CloverDX Blog on Data Integration

Querying Twitter in CloverDX: What You Need to Know

Written by Jan Sedláček | January 23, 2014

These days, social networks are pervasive. It’s virtually impossible to avoid some kind of interaction with at least a few of them. Not only that, but the volume of traffic using them means there’s a ton of interesting data available for analytics and BI within.

A typical example of such a popular network is Twitter, with more than 500 million tweets sent each day. Wouldn’t it be useful if you were able to start querying Twitter to find tweets you want and then process them in bulk? Being able to dig through heaps of social interactions in an effective manner is one of the core promises of Big Data. Simplifying data preparation in this way is very valuable. In this blog, I will show you how to do it with CloverDX.

First of all, you need to grant yourself access to Twitter so that you can use it to access the API later. Log in to your Twitter developer account and select “Create new application” to set up your application. Fill in the name, description, and website here if you want, leave the Callback URL field empty, and submit the form.

After submitting, you’ll get to a page with application details. There is an OAuth settings section on this page where you can find “Consumer key” and “Consumer secret.” You’ll need these to connect from CloverDX.

Further down on the page, there is a “Your access token” section. Use “Create my access token” button. This might take some time, so wait a few seconds and then reload the page. You should see your “Access token” and “Access token secret” there. These two values will be used in CloverDX too.

With that, you’re done working on the Twitter side. Let’s now proceed to CloverDX.

We’re going to be using REST API, so we’ll basically be performing HTTP requests. The best component to achieve this target is the HTTPConnector.

To configure the HTTPConnector component, you need to specify these five attributes:

  • URL
  • OAuth Consumer key
  • OAuth Consumer secret
  • OAuth Access token
  • OAuth Access token secret

All OAuth attributes are taken from the registered Twitter application (see above). The URL depends on REST API method you want to use. For example, using https://api.twitter.com/1.1/search/tweets.json?q=%40CloverDX will search for tweets related to @CloverDX.

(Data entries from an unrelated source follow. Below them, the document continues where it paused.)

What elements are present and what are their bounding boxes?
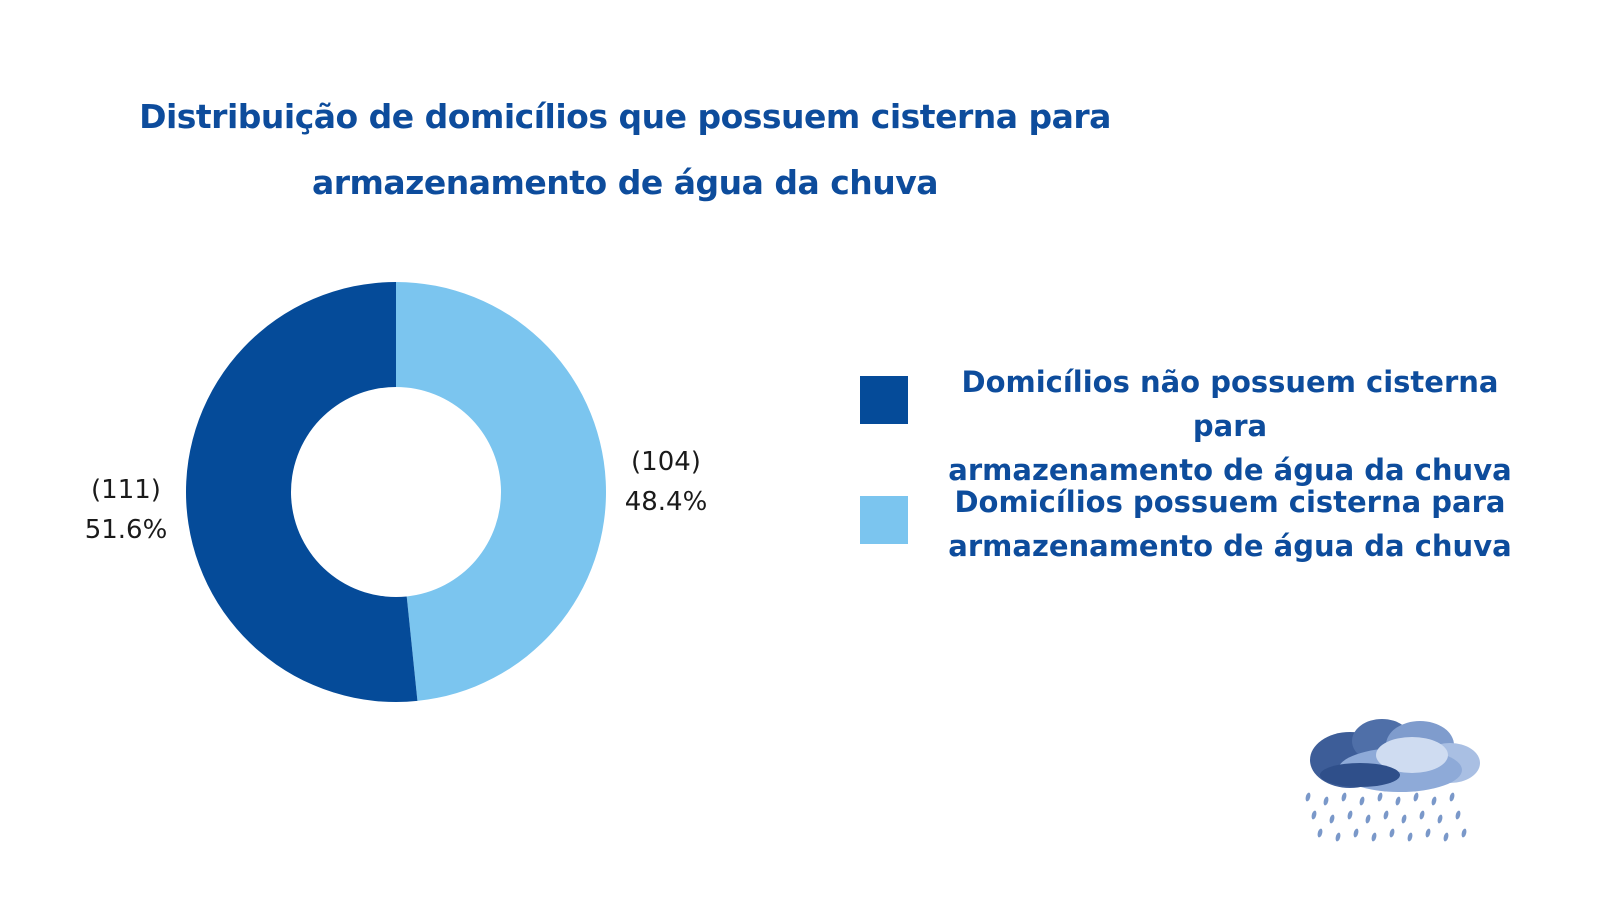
legend-label-has-cistern: Domicílios possuem cisterna para armazen…	[920, 480, 1540, 568]
raindrop	[1341, 792, 1347, 802]
raindrop	[1305, 792, 1311, 802]
raindrop	[1413, 792, 1419, 802]
raindrop	[1359, 796, 1365, 806]
raindrop	[1437, 814, 1443, 824]
legend: Domicílios não possuem cisterna para arm…	[860, 360, 1580, 600]
legend-label-no-cistern-line-1: Domicílios não possuem cisterna para	[961, 365, 1499, 443]
slice-has-cistern	[396, 282, 607, 701]
raindrop	[1395, 796, 1401, 806]
raindrops	[1305, 792, 1467, 842]
legend-label-has-cistern-line-1: Domicílios possuem cisterna para	[954, 485, 1506, 519]
raindrop	[1407, 832, 1413, 842]
raindrop	[1461, 828, 1467, 838]
data-label-count-has-cistern: (104)	[631, 447, 701, 477]
legend-label-has-cistern-line-2: armazenamento de água da chuva	[948, 529, 1512, 563]
data-label-count-no-cistern: (111)	[91, 475, 161, 505]
raindrop	[1389, 828, 1395, 838]
raindrop	[1371, 832, 1377, 842]
legend-swatch-has-cistern	[860, 496, 908, 544]
data-label-percent-no-cistern: 51.6%	[85, 515, 168, 545]
raindrop	[1347, 810, 1353, 820]
cloud-shape	[1310, 719, 1480, 792]
raindrop	[1317, 828, 1323, 838]
raindrop	[1425, 828, 1431, 838]
slice-no-cistern	[186, 282, 418, 702]
raindrop	[1311, 810, 1317, 820]
chart-title: Distribuição de domicílios que possuem c…	[60, 84, 1190, 216]
chart-title-line-1: Distribuição de domicílios que possuem c…	[139, 97, 1111, 136]
chart-title-line-2: armazenamento de água da chuva	[311, 163, 939, 202]
raindrop	[1329, 814, 1335, 824]
raindrop	[1365, 814, 1371, 824]
raindrop	[1419, 810, 1425, 820]
legend-swatch-no-cistern	[860, 376, 908, 424]
raindrop	[1353, 828, 1359, 838]
legend-item-has-cistern: Domicílios possuem cisterna para armazen…	[860, 480, 1580, 600]
rain-cloud-icon	[1305, 719, 1480, 842]
raindrop	[1401, 814, 1407, 824]
legend-label-no-cistern-line-2: armazenamento de água da chuva	[948, 453, 1512, 487]
data-label-percent-has-cistern: 48.4%	[625, 487, 708, 517]
raindrop	[1323, 796, 1329, 806]
legend-label-no-cistern: Domicílios não possuem cisterna para arm…	[920, 360, 1540, 492]
raindrop	[1455, 810, 1461, 820]
raindrop	[1449, 792, 1455, 802]
raindrop	[1377, 792, 1383, 802]
raindrop	[1335, 832, 1341, 842]
legend-item-no-cistern: Domicílios não possuem cisterna para arm…	[860, 360, 1580, 487]
raindrop	[1431, 796, 1437, 806]
raindrop	[1443, 832, 1449, 842]
raindrop	[1383, 810, 1389, 820]
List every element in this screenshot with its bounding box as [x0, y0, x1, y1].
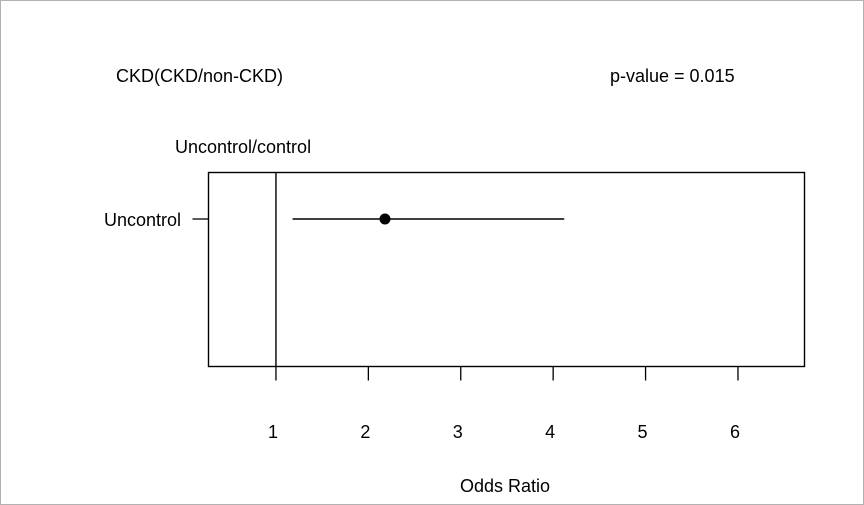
point-estimate: [379, 213, 391, 225]
x-tick-label: 5: [638, 422, 648, 442]
plot-area: [207, 171, 806, 368]
comparison-subtitle: Uncontrol/control: [175, 137, 311, 157]
p-value-annotation: p-value = 0.015: [610, 66, 735, 86]
row-label: Uncontrol: [104, 210, 181, 230]
x-tick-label: 2: [360, 422, 370, 442]
x-axis-label: Odds Ratio: [460, 476, 550, 496]
x-tick-label: 4: [545, 422, 555, 442]
x-axis: 1 2 3 4 5 6: [268, 366, 740, 442]
forest-rows: Uncontrol: [104, 210, 565, 230]
x-tick-label: 1: [268, 422, 278, 442]
x-tick-label: 3: [453, 422, 463, 442]
x-tick-label: 6: [730, 422, 740, 442]
chart-title: CKD(CKD/non-CKD): [116, 66, 283, 86]
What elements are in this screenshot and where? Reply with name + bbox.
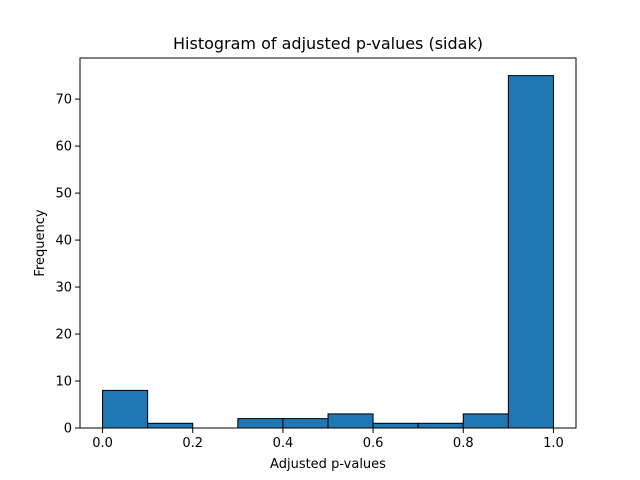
histogram-bar xyxy=(102,389,149,429)
y-tick-label: 40 xyxy=(55,234,72,249)
y-tick-label: 0 xyxy=(64,422,72,437)
x-tick-label: 0.6 xyxy=(363,436,384,451)
y-tick-label: 70 xyxy=(55,93,72,108)
y-tick-label: 30 xyxy=(55,281,72,296)
chart-title: Histogram of adjusted p-values (sidak) xyxy=(173,34,483,53)
histogram-bar xyxy=(372,422,419,429)
x-tick-label: 0.0 xyxy=(92,436,113,451)
y-tick-label: 20 xyxy=(55,328,72,343)
x-axis-ticks: 0.0 0.2 0.4 0.6 0.8 1.0 xyxy=(92,428,564,451)
histogram-bar xyxy=(417,422,464,429)
x-tick-label: 0.8 xyxy=(453,436,474,451)
x-tick-label: 0.4 xyxy=(273,436,294,451)
y-axis-ticks: 0 10 20 30 40 50 60 70 xyxy=(55,93,80,437)
x-axis-label: Adjusted p-values xyxy=(270,457,386,472)
y-tick-label: 60 xyxy=(55,140,72,155)
histogram-bar xyxy=(237,418,284,429)
histogram-bar xyxy=(507,75,554,429)
bars-group xyxy=(102,75,554,429)
x-tick-label: 0.2 xyxy=(182,436,203,451)
x-tick-label: 1.0 xyxy=(543,436,564,451)
plot-frame xyxy=(79,57,577,429)
y-tick-label: 50 xyxy=(55,187,72,202)
histogram-bar xyxy=(282,418,329,429)
y-tick-label: 10 xyxy=(55,375,72,390)
histogram-bar xyxy=(462,413,509,429)
histogram-bar xyxy=(327,413,374,429)
histogram-bar xyxy=(147,422,194,429)
y-axis-label: Frequency xyxy=(33,209,48,276)
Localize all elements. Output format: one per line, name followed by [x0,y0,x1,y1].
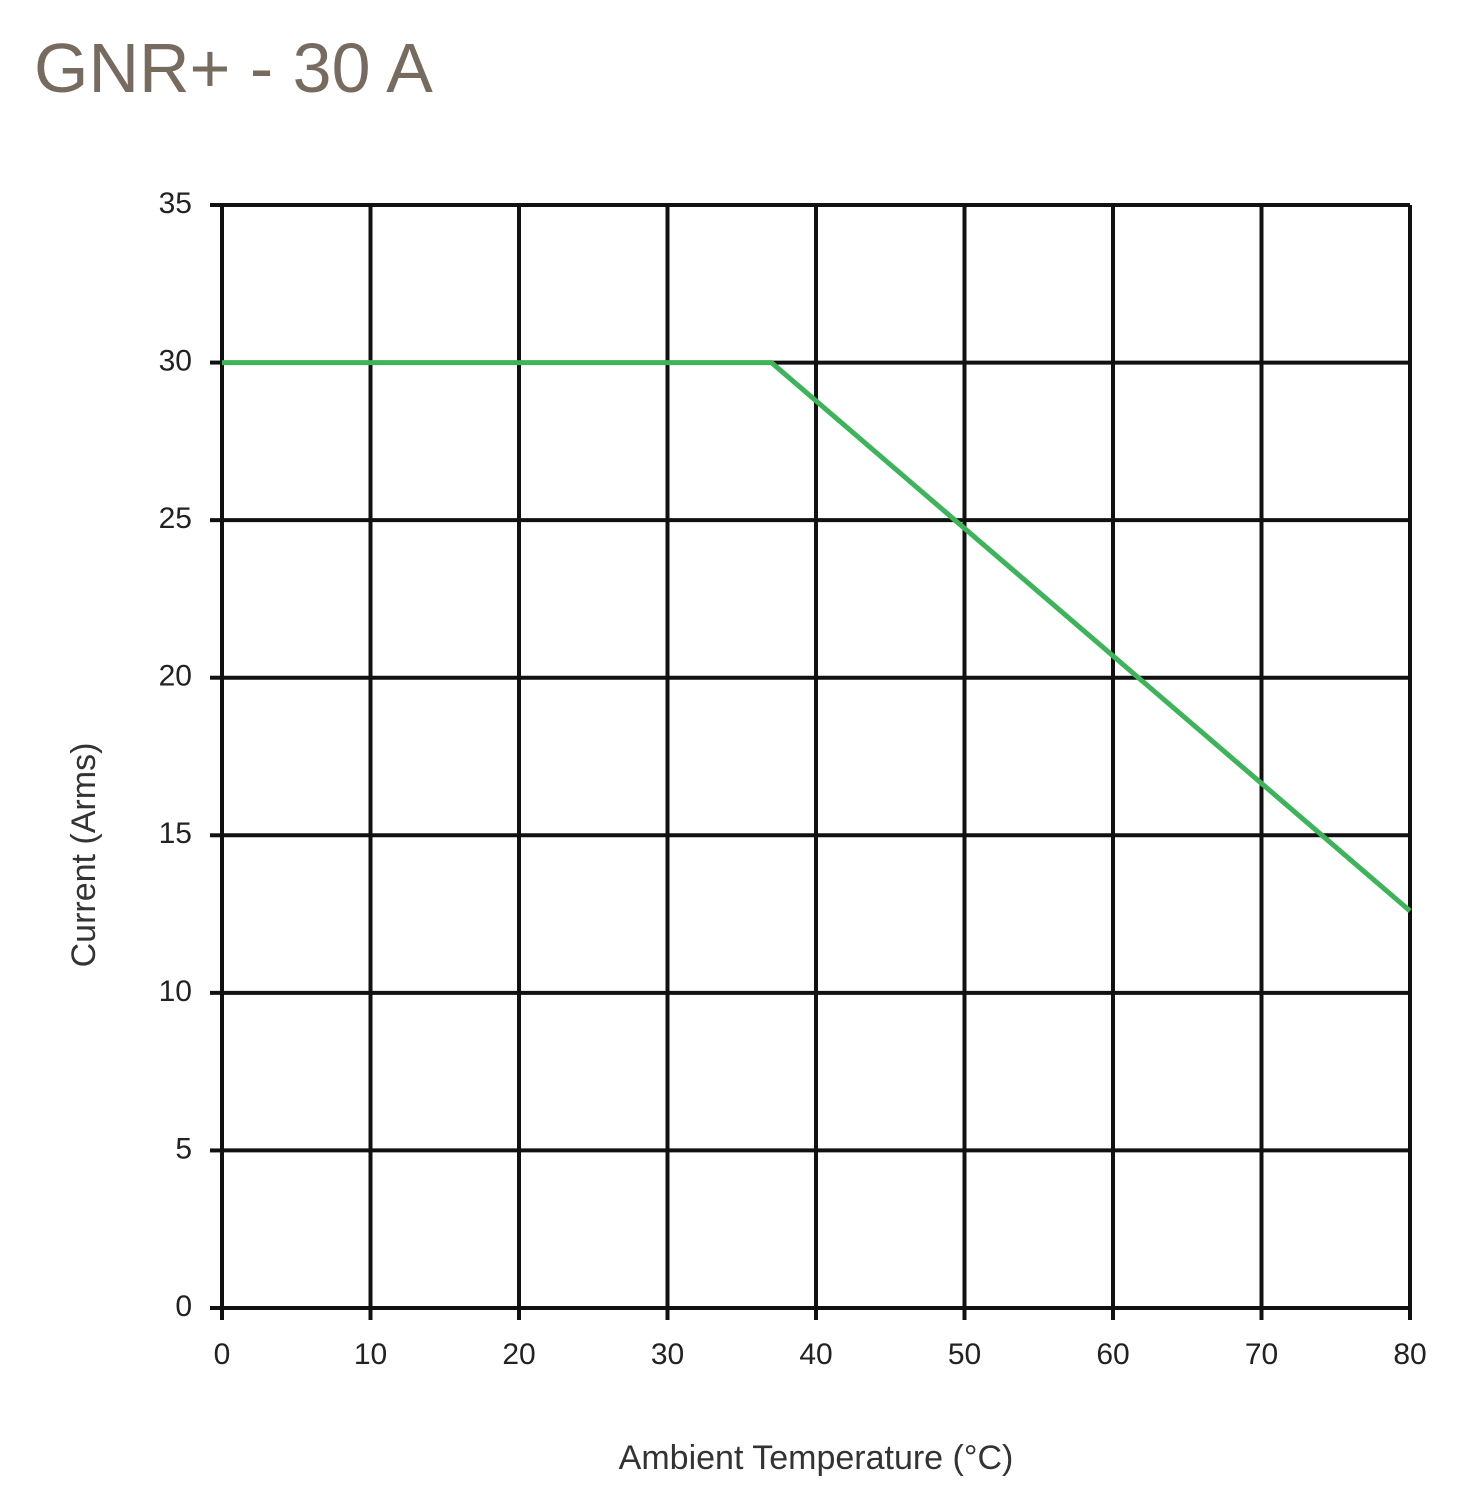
data-line [222,360,1412,913]
x-tick-label: 70 [1245,1338,1278,1371]
x-tick-label: 60 [1096,1338,1129,1371]
x-axis-label: Ambient Temperature (°C) [619,1439,1014,1477]
x-tick-label: 20 [502,1338,535,1371]
y-tick-label: 0 [175,1290,192,1323]
y-tick-label: 35 [159,187,192,220]
y-tick-label: 5 [175,1132,192,1165]
y-tick-label: 25 [159,502,192,535]
y-tick-label: 15 [159,817,192,850]
chart-title: GNR+ - 30 A [34,29,433,107]
x-tick-label: 0 [214,1338,231,1371]
x-tick-label: 50 [948,1338,981,1371]
y-tick-label: 10 [159,975,192,1008]
x-tick-label: 40 [799,1338,832,1371]
x-tick-label: 10 [354,1338,387,1371]
y-tick-label: 20 [159,660,192,693]
x-tick-label: 30 [651,1338,684,1371]
x-tick-label: 80 [1393,1338,1426,1371]
y-axis-label: Current (Arms) [65,743,103,968]
y-tick-label: 30 [159,344,192,377]
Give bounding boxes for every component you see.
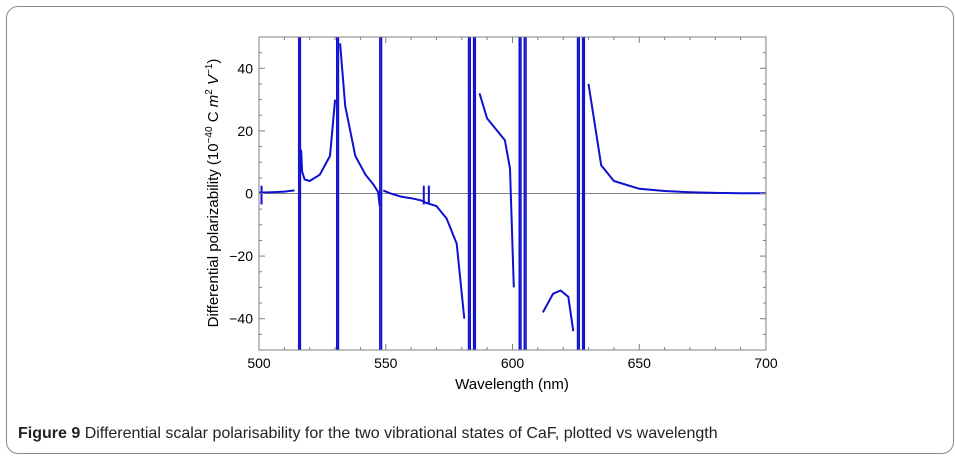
y-axis-label-text: Differential polarizability (10	[205, 143, 222, 327]
data-curve-segment	[587, 83, 766, 195]
y-tick-label: 40	[237, 60, 253, 76]
y-axis-label-unit-v: V	[205, 73, 222, 89]
x-tick-label: 700	[754, 355, 778, 371]
figure-panel	[6, 6, 954, 454]
y-axis-label-unit-c: C	[205, 107, 222, 126]
figure-label: Figure 9	[18, 425, 81, 442]
figure-caption: Figure 9 Differential scalar polarisabil…	[18, 425, 718, 443]
y-axis-label-exp1: −40	[204, 126, 215, 143]
x-tick-label: 500	[247, 355, 271, 371]
y-axis-label-exp2: 2	[204, 89, 215, 95]
data-curve-segment	[300, 99, 337, 183]
data-curve-segment	[542, 289, 575, 332]
data-curve-segment	[259, 189, 295, 194]
x-tick-label: 600	[501, 355, 525, 371]
y-tick-label: 0	[245, 186, 253, 202]
y-tick-label: −20	[229, 248, 253, 264]
data-curve-segment	[382, 189, 466, 319]
data-curve-segment	[478, 93, 515, 288]
y-axis-label-unit-m: m	[205, 95, 222, 108]
x-tick-label: 550	[374, 355, 398, 371]
x-axis-label: Wavelength (nm)	[455, 376, 569, 393]
x-axis: 500 550 600 650 700	[247, 37, 778, 371]
y-axis-label-close: )	[205, 59, 222, 64]
curve-group	[259, 37, 766, 350]
figure-caption-text: Differential scalar polarisability for t…	[84, 425, 718, 442]
y-tick-label: −40	[229, 311, 253, 327]
x-tick-label: 650	[628, 355, 652, 371]
y-tick-label: 20	[237, 123, 253, 139]
y-axis: −40 −20 0 20 40	[229, 36, 766, 351]
y-axis-label: Differential polarizability (10−40 C m2 …	[204, 59, 222, 328]
data-curve-segment	[339, 43, 381, 207]
y-axis-label-exp3: −1	[204, 63, 215, 75]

The result is returned in JSON format. You can either store it into file (Output file URL attribute of the component) or map the response content to an output port and process with other downstream components (e.g. JSONReader).

The attached example graph queries for the current Twitter trends and tweets related to them. Parses returned JSON for tweets attributes and stores them into XML file. 

And with that, you've now waded through the noise to find exactly what you're looking for.